Nimrod: Podcasting is the motherfucking future! We are living in the “on demand” age and people get to choose what they want to watch and listen to, when they want it, rather than tuning in at certain times to catch a show when it’s on. I think Kevin Smith is unofficially the Godfather of Podcasting right now, and if you look at what he’s doing with his Smodco network, you can see that we are in the early stages of something big happening. And he gives that awesome quote from Wayne Gretzky about how great hockey players skate where the puck is going to be. Kevin Smith thinks podcasting is where the puck is going and I completely agree. I’m super-excited to be a part of this crazy podcasting world, and I see nothing but good things happening with podcasts in the future. Technology has made it so easy to produce shit now that anyone can have a show and talk about whatever they are into, and it's fucking awesome. Everyone has a story to tell, everyone has a voice, so it only makes sense that everyone should plug a mic in and start talking.
Gavin: What can we expect from all of you and the show over the rest of the year?
Nimrod: We have so many plans for the future, I’m fucking excited for this year. Up to now, we’ve really just been dicking around and getting a feel for all of this, but now we’re ready to move forward and grow this bitch. We have live events planned where we will host parties and do live recordings while Cuervo makes drinks. And we have a bunch of T-shirt designs that kick ass. Cuervo is starting a YouTube channel to do instructional videos on how to make all of his awesome cocktails. We are officially starting a new religion, which will happen later this year. I found out that there are many others who were given Nimrod as their Temple name and I’m on a mission to find them all. I don’t know what we’re going to do once we all find each other, but I can tell you it’s going to be awesome. We are also launching a campaign called Adopt-A-Mormon, but you’ll have to listen to the show for more info on that.

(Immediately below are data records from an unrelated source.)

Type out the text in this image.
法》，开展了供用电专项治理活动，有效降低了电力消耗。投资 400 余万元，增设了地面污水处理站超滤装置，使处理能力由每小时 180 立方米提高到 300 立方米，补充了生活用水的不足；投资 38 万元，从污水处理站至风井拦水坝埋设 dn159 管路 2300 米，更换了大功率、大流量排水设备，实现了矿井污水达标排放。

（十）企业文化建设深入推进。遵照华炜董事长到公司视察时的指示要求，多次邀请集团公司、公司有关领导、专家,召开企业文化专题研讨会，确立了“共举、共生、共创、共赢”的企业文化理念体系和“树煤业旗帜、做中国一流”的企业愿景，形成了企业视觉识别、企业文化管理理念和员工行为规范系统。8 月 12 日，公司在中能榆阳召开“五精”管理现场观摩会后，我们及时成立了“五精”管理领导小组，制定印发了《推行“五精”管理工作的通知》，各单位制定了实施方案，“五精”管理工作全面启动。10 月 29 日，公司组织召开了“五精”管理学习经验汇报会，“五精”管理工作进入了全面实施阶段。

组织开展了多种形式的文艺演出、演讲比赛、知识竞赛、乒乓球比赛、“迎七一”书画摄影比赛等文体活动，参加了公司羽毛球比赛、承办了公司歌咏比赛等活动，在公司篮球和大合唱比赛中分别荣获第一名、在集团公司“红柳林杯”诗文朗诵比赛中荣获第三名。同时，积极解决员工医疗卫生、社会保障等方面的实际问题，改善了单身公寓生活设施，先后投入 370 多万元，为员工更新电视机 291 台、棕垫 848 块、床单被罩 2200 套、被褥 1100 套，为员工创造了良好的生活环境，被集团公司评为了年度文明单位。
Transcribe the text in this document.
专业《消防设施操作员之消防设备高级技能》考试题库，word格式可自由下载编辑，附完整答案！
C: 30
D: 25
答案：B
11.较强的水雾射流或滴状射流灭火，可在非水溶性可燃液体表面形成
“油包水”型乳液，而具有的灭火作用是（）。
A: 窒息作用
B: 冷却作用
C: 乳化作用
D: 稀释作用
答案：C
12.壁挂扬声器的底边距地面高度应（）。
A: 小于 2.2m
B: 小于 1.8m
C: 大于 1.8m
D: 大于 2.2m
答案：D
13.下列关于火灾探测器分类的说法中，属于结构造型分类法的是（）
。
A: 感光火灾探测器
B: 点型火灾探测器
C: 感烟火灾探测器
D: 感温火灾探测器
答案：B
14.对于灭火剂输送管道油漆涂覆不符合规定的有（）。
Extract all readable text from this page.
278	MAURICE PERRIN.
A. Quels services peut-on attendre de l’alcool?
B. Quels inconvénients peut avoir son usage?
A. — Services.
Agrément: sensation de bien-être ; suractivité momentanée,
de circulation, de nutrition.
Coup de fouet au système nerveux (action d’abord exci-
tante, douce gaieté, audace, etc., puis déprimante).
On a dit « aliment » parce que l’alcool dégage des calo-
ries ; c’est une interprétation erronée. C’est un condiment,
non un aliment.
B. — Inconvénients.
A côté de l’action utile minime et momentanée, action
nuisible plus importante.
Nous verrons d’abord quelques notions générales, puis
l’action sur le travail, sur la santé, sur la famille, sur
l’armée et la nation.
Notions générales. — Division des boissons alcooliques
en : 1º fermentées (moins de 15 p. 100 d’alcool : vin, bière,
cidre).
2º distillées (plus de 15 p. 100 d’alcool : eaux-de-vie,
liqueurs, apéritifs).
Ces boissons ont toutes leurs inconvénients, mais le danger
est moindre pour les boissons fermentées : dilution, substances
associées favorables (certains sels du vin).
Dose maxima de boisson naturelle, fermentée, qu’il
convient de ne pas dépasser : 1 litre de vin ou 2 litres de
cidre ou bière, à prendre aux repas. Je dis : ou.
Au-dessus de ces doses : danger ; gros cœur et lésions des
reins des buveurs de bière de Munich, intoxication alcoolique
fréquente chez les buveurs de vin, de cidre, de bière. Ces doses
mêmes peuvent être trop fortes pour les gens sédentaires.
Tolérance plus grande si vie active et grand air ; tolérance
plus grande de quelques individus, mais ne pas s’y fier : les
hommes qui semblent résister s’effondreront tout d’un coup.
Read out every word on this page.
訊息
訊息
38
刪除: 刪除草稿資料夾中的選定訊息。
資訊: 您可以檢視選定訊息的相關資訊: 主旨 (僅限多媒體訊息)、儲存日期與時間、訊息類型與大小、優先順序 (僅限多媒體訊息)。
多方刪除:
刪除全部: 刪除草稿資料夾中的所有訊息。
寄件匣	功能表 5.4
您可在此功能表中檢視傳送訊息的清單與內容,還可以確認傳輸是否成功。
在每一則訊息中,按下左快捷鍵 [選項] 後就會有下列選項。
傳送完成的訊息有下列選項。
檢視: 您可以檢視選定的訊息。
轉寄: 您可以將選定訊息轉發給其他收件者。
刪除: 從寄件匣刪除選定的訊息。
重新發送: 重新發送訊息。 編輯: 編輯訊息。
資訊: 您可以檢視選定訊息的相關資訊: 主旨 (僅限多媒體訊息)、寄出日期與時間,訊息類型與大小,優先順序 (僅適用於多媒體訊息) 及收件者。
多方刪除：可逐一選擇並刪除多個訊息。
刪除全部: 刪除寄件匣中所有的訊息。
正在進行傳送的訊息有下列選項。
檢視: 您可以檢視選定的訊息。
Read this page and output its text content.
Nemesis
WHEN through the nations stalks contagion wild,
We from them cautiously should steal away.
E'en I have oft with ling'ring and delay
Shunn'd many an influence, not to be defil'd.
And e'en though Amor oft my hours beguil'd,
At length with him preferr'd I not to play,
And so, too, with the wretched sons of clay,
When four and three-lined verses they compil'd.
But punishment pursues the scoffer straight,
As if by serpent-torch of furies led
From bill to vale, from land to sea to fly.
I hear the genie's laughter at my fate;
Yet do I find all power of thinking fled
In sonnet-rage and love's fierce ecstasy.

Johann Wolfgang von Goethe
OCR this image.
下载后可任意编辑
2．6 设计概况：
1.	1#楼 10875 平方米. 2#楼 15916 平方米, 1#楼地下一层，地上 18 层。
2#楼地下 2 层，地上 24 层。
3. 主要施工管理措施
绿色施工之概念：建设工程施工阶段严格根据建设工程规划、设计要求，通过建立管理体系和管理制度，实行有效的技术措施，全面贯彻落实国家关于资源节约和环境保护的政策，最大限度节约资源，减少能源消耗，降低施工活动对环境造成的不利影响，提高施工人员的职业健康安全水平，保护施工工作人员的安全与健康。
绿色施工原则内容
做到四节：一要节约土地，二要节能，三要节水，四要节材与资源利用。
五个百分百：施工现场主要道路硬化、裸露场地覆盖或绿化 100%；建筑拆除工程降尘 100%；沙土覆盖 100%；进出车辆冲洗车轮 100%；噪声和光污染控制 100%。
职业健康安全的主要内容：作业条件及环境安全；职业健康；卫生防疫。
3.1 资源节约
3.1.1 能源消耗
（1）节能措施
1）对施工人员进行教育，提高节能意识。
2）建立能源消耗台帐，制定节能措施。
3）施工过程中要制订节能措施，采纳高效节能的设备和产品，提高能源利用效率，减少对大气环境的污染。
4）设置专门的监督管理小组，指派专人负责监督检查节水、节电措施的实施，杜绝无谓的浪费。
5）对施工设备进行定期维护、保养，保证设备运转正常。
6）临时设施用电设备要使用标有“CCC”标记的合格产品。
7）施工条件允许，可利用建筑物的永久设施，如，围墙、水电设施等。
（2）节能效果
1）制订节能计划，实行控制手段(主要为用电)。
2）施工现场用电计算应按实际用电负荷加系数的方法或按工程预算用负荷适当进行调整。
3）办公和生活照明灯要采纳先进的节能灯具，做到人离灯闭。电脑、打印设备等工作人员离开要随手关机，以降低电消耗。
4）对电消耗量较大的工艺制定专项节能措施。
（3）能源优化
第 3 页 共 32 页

Gavin: Aside from the obvious, is there anything you'd like to promote or plug?
Nimrod: I’d like to promote masturbation. I don’t think it happens enough in Utah, and it’s just a great way to start the day. Also, I’ve been a podcasting whore lately. And since I’m a whore, I will now shamelessly plug the shit I’ve been working on. I was a part of helping a bunch podcasts get up and running last month, and I have a few other shows lined up that I’ll either produce or engineer. Immortal Jewel Podcast will be in the vain of Joe Rogan Experience and hosted by a female psychic; Guinea Kidz is a show hosted by kids, for kids, about animals; Vexx’d is a show covering as many controversial and taboo topics as we can fit into an hour; Salty Horror Podcast with Mario DeAngelis reviews and discusses all things horror related; Steady Diet of Music with Brandon Hobbs will highlight local musicians; and I’m a regular guest on Pop Culture Massacre with Max and Slappy McNuts. I have absolutely no idea where I find the time to do all of this. I’ve been injecting coffee into my veins with a syringe and that seems to help. Porter disappeared, and Bastard doesn’t have anything else to say because he’s too busy licking my balls right now. So... Amen, BEEEOTCH!!!